Im Übrigen sind die gegenwärtig niedrigen Zinsen nicht ursächlich in der Politik der EZB begründet, sondern haben eine tiefer liegende ökonomische Ursache: sie sind Ausdruck der Wachstums- und Investitionsschwäche und der deflationären Tendenz im Euroraum. Denn das Geld, das die SparerInnen zur Bank tragen, vermehrt sich nicht von selbst, sondern muss „arbeiten“. Hinter der Zinszahlung für die Spareinlagen muss ein wirklicher Produktionszuwachs stehen, der mit dem von den Banken als Kredit ausgereichtem Geld erzielt wurde.

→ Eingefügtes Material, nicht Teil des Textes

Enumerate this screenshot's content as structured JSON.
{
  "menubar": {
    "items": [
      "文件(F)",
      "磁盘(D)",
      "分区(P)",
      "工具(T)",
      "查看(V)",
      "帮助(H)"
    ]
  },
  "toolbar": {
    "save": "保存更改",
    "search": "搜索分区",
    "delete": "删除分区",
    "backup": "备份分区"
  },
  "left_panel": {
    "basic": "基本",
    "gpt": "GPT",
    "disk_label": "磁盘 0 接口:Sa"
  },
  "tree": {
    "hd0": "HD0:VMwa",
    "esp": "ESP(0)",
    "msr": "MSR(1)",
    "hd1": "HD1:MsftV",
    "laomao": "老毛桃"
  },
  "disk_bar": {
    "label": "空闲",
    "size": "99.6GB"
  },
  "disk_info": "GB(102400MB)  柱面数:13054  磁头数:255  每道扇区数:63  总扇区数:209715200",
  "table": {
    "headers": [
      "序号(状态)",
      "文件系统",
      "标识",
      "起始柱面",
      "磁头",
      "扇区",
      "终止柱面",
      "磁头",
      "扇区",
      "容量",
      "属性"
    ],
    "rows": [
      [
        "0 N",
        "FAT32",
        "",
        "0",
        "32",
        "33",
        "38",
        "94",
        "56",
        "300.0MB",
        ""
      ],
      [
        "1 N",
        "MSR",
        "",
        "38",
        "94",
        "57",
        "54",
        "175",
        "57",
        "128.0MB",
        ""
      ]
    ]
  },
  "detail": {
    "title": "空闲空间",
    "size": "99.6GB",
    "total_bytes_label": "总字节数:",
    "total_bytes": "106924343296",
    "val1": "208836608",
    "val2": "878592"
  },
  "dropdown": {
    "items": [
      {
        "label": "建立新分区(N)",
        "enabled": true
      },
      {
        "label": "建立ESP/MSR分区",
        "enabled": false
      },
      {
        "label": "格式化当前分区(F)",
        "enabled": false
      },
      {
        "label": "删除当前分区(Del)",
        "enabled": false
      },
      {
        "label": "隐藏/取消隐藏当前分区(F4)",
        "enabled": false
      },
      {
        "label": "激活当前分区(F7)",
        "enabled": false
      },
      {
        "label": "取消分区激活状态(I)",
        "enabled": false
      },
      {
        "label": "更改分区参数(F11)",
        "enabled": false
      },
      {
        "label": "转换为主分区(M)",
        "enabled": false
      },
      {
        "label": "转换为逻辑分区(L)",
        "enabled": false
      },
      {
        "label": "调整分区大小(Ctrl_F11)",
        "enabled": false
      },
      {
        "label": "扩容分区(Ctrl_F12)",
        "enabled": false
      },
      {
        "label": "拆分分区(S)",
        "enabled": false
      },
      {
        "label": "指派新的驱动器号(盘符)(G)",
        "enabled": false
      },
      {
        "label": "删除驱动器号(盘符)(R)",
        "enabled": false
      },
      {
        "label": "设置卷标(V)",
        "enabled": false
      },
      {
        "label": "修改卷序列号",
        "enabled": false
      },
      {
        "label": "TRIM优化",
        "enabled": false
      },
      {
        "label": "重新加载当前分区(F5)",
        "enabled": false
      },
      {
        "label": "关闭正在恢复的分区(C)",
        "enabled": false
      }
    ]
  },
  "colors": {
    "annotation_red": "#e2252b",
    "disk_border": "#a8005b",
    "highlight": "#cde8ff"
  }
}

Mit anderen Worten: wir haben gegenwärtig zu viele Sparer und zu wenig Schuldner, die investieren. Die europäische Austeritätspolitik und die Ideologie der „schwarzen Null“ führt dazu, dass der Staat als Schuldner immer mehr ausfällt, während die Unternehmen angesichts der Nachfrageschwäche wenig investieren und dementsprechend wenig Kredite nachfragen. Die EZB versucht dem mit dem Mittel der Geldpolitik entgegenzuarbeiten (wie wirkungsvoll dies angesichts der Schwäche der öffentlichen und privaten Nachfrage im Euroraum sein kann, steht auf einem anderen Blatt). Die Antwort auf die niedrigen Zinsen kann demnach auch nicht in der Forderung nach einer Leitzinserhöhung durch die Zentralbank bestehen, was zu einer weiteren Abschwächung des kaum vorhandenen Wachstums führen würde. Höhere Zinsen gibt es nur bei höherem Wirtschaftswachstums und höherer Inflation. Das Absurde an der Politik im Euroraum besteht gegenwärtig darin, dass die EZB versucht Gas zu geben, während die Bundesrepublik und die Europäische Kommission mit dem Stabilitätspakt und dem Festhalten an der gescheiterten Austerität auf die Bremse tritt. Hier sollte unsere Kritik ansetzen – und nicht an der Zinspolitik und dem „quantitative easing“ der EZB.